In-universe information
- Alias: Bláthíne
- Title: Princess
- Family: Mend or Midir (father)
- Spouse: Cú Roí
- Significant other: Cú Chulainn
- Nationality: Irish

= Bláthnat =

Irish mythological princess

Bláthnat ("Little flower"), sometimes Bláthíne, is a character in early Irish literature, a king's daughter, wife of the warrior Cú Roí and the lover of his rival Cú Chulainn.

==Love triangle==
Her father is either Mend of Inis Fer Falga (identified as the Isle of Man), Iuchna, Conchobar mac Nessa, or Midir, the fairy king of Brí Léith (from Westmeath).

Her father's kingdom was invaded by warriors of the Red Branch of Ulster, led by Cú Roí and Cú Chulainn. The raid led to her capture, along with several cattle and a magic cauldron. Despite being in love with Cú Chulainn, she was chosen by Cú Roí as his spoil and married him, leading to a dispute between the two warriors. This ended with Cú Chulainn being shaved and humiliated by Cú Roí.

Later, she betrayed her husband to his enemies, pouring milk into the River Finglas (Finnglas), supposedly at the Caherconree Fort, as a signal he was at home. Subsequent to this action, Cú Roí was slain by Cú Chulainn. In revenge for this, Cú Roí's poet Ferchertne, threw both himself and Blathnát from a cliff.

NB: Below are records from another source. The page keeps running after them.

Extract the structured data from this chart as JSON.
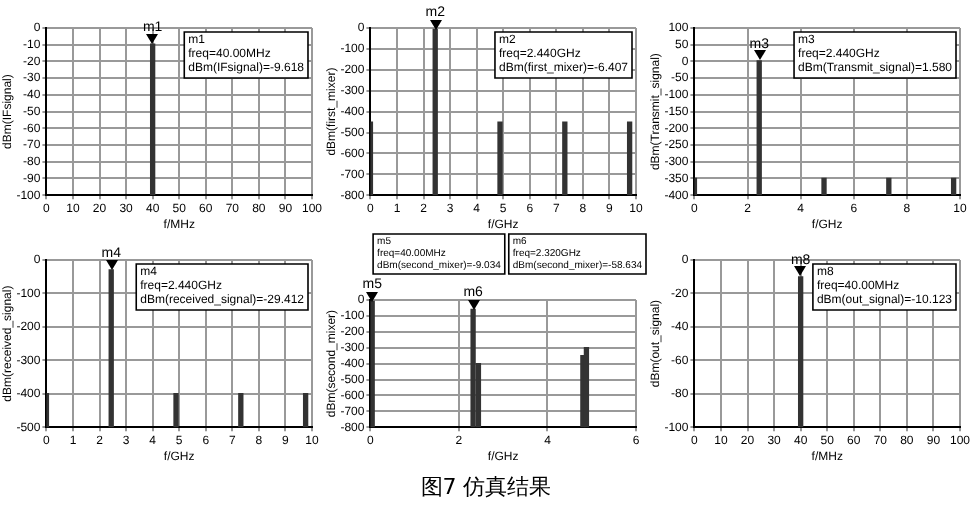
{
  "chart_data": [
    {
      "type": "bar",
      "xlabel": "f/MHz",
      "ylabel": "dBm(IFsignal)",
      "x": [
        40
      ],
      "base": [
        -100
      ],
      "values": [
        90.382
      ],
      "color": "#333333",
      "xlim": [
        0,
        100
      ],
      "xticks": [
        0,
        10,
        20,
        30,
        40,
        50,
        60,
        70,
        80,
        90,
        100
      ],
      "ylim": [
        -100,
        0
      ],
      "yticks": [
        0,
        -10,
        -20,
        -30,
        -40,
        -50,
        -60,
        -70,
        -80,
        -90,
        -100
      ],
      "grid": true,
      "annotations": [
        {
          "text": "m1",
          "x": 40,
          "y": -9.618
        },
        "m1\nfreq=40.00MHz\ndBm(IFsignal)=-9.618"
      ]
    },
    {
      "type": "bar",
      "xlabel": "f/GHz",
      "ylabel": "dBm(first_mixer)",
      "x": [
        0,
        2.44,
        4.88,
        7.32,
        9.76
      ],
      "base": [
        -800,
        -800,
        -800,
        -800,
        -800
      ],
      "values": [
        350,
        793.593,
        350,
        350,
        350
      ],
      "color": "#333333",
      "xlim": [
        0,
        10
      ],
      "xticks": [
        0,
        1,
        2,
        3,
        4,
        5,
        6,
        7,
        8,
        9,
        10
      ],
      "ylim": [
        -800,
        0
      ],
      "yticks": [
        0,
        -100,
        -200,
        -300,
        -400,
        -500,
        -600,
        -700,
        -800
      ],
      "grid": true,
      "annotations": [
        {
          "text": "m2",
          "x": 2.44,
          "y": -6.407
        },
        "m2\nfreq=2.440GHz\ndBm(first_mixer)=-6.407"
      ]
    },
    {
      "type": "bar",
      "xlabel": "f/GHz",
      "ylabel": "dBm(Transmit_signal)",
      "x": [
        0,
        2.44,
        4.88,
        7.32,
        9.76
      ],
      "base": [
        -400,
        -400,
        -400,
        -400,
        -400
      ],
      "values": [
        50,
        401.58,
        50,
        50,
        50
      ],
      "color": "#333333",
      "xlim": [
        0,
        10
      ],
      "xticks": [
        0,
        2,
        4,
        6,
        8,
        10
      ],
      "ylim": [
        -400,
        100
      ],
      "yticks": [
        100,
        50,
        0,
        -50,
        -100,
        -150,
        -200,
        -250,
        -300,
        -350,
        -400
      ],
      "grid": true,
      "annotations": [
        {
          "text": "m3",
          "x": 2.44,
          "y": 1.58
        },
        "m3\nfreq=2.440GHz\ndBm(Transmit_signal)=1.580"
      ]
    },
    {
      "type": "bar",
      "xlabel": "f/GHz",
      "ylabel": "dBm(received_signal)",
      "x": [
        0,
        2.44,
        4.88,
        7.32,
        9.76
      ],
      "base": [
        -500,
        -500,
        -500,
        -500,
        -500
      ],
      "values": [
        100,
        470.588,
        100,
        100,
        100
      ],
      "color": "#333333",
      "xlim": [
        0,
        10
      ],
      "xticks": [
        0,
        1,
        2,
        3,
        4,
        5,
        6,
        7,
        8,
        9,
        10
      ],
      "ylim": [
        -500,
        0
      ],
      "yticks": [
        0,
        -100,
        -200,
        -300,
        -400,
        -500
      ],
      "grid": true,
      "annotations": [
        {
          "text": "m4",
          "x": 2.44,
          "y": -29.412
        },
        "m4\nfreq=2.440GHz\ndBm(received_signal)=-29.412"
      ]
    },
    {
      "type": "bar",
      "xlabel": "f/GHz",
      "ylabel": "dBm(second_mixer)",
      "x": [
        0.04,
        2.32,
        2.44,
        4.8,
        4.88
      ],
      "base": [
        -800,
        -800,
        -800,
        -800,
        -800
      ],
      "values": [
        790.966,
        741.366,
        400,
        450,
        500
      ],
      "color": "#333333",
      "xlim": [
        0,
        6
      ],
      "xticks": [
        0,
        2,
        4,
        6
      ],
      "ylim": [
        -800,
        0
      ],
      "yticks": [
        0,
        -100,
        -200,
        -300,
        -400,
        -500,
        -600,
        -700,
        -800
      ],
      "grid": true,
      "annotations": [
        {
          "text": "m5",
          "x": 0.04,
          "y": -9.034
        },
        {
          "text": "m6",
          "x": 2.32,
          "y": -58.634
        },
        "m5\nfreq=40.00MHz\ndBm(second_mixer)=-9.034",
        "m6\nfreq=2.320GHz\ndBm(second_mixer)=-58.634"
      ]
    },
    {
      "type": "bar",
      "xlabel": "f/MHz",
      "ylabel": "dBm(out_signal)",
      "x": [
        40
      ],
      "base": [
        -100
      ],
      "values": [
        89.877
      ],
      "color": "#333333",
      "xlim": [
        0,
        100
      ],
      "xticks": [
        0,
        10,
        20,
        30,
        40,
        50,
        60,
        70,
        80,
        90,
        100
      ],
      "ylim": [
        -100,
        0
      ],
      "yticks": [
        0,
        -20,
        -40,
        -60,
        -80,
        -100
      ],
      "grid": true,
      "annotations": [
        {
          "text": "m8",
          "x": 40,
          "y": -10.123
        },
        "m8\nfreq=40.00MHz\ndBm(out_signal)=-10.123"
      ]
    },
    {
      "type": "other",
      "title": "图7 仿真结果"
    }
  ]
}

Bláthnat's floral name and the story of her conspiracy have been compared to those of Blodeuwedd in the Fourth Branch of the Mabinogi, Math fab Mathonwy.

==Fled Bricrenn==
Blathnat makes an appearance in the Fled Bricrenn (Feast of Bricriu) as the wife of the absent Cú Roí. She tells each of the three heroes to guard the fort on different nights, however only Cú Chulainn is able to defeat the force. Because of this, Cú Roí gives Cú Chulainn the Champion's Portion that he had been quarreling with the other heroes for, however the other two demand a rematch.